En fait ce sont les bons résultats de l’Egypte et de la Libye qui ont permis d’équilibrer la situation générale du continent africain.

L’Algérie a bu la tasse en 2015 avec -587 millions de dollars d’IDE, très loin du 1,5 milliard de dollars en 2014. On parle carrément de désinvestissements massifs (-139 %). Le Maroc a bien mieux résisté avec -11,2 % à 3,16 milliards de dollars

L’Angola, meilleur élève de la classe

Par contre pour l’Angola, premier production de pétrole du continent et qui souffre terriblement de la chute des cours du brut, 2015 a été une année faste, d’après le rapport de la Cnuced. Les IDE auraient carrément bondi de +352 % à 8,7 milliards de dollars en 2015. Un répit après les sombres années 2012 et 2013, où les investisseurs ont déserté massivement le pays. On estime à 7 milliards de dollars par an les sommes retirées. La reprise a été amorcée en 2014, avec +1,9 milliard de dollars d’IDE.
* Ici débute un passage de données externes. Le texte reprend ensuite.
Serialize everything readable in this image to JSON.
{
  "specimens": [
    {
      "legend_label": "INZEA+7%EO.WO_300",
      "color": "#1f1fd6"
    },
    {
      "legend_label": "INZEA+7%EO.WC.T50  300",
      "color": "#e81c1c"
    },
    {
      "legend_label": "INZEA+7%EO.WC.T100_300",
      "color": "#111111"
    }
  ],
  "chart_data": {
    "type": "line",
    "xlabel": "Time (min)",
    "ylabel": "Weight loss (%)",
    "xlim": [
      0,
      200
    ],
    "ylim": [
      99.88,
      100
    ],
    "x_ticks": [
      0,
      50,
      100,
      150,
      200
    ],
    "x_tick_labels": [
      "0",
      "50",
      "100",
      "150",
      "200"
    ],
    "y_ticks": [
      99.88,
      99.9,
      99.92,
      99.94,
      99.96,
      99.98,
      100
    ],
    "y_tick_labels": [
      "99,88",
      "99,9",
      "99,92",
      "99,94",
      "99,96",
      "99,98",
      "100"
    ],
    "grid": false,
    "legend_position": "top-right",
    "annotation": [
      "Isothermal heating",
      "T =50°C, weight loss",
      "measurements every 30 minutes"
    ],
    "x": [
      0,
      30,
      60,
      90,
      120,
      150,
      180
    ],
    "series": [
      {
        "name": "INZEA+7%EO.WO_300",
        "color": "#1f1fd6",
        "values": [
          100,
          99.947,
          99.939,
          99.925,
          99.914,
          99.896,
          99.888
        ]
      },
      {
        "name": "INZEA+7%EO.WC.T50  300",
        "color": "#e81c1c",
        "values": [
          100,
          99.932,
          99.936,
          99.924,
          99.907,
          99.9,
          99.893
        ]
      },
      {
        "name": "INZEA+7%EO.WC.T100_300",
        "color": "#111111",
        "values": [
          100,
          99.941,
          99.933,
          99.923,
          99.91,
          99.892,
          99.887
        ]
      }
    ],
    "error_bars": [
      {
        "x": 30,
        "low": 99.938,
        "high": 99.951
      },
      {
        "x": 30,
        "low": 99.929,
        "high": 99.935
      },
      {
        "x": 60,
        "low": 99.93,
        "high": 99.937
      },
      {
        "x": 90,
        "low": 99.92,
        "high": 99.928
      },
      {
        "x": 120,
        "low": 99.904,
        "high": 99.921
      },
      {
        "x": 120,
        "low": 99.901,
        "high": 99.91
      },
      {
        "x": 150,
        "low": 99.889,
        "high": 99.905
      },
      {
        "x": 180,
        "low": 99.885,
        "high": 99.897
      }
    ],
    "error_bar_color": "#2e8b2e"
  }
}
Toutefois la Cnuced fait une précision de taille : Cette embellie sur le front des IDE « consiste essentiellement en des prêts accordés par des groupes internationaux à leurs filiales locales » frappées de plein fouet par la crise économique dans le pays. Néanmoins l’organisation onusienne reconnait des avancées dans le secteur des hydrocarbures, comme le gros investissement de Puma Energy dans un terminal géant à Luanda.

La reprise est déjà perceptible

Au premier trimestre 2016, l’Afrique a capté a 29 milliards de dollars d’IDE, une augmentation de +25 % en comparaison avec la même période en 2015.

D’après la Cnuced, ce sont les secteurs des services (électricité, gaz, eau, construction et transport) et de l’industrie manufacturière (alimentation, boissons et automobile) qui devraient plus profiter de ce regain d’intérêt des investisseurs pour l’Afrique.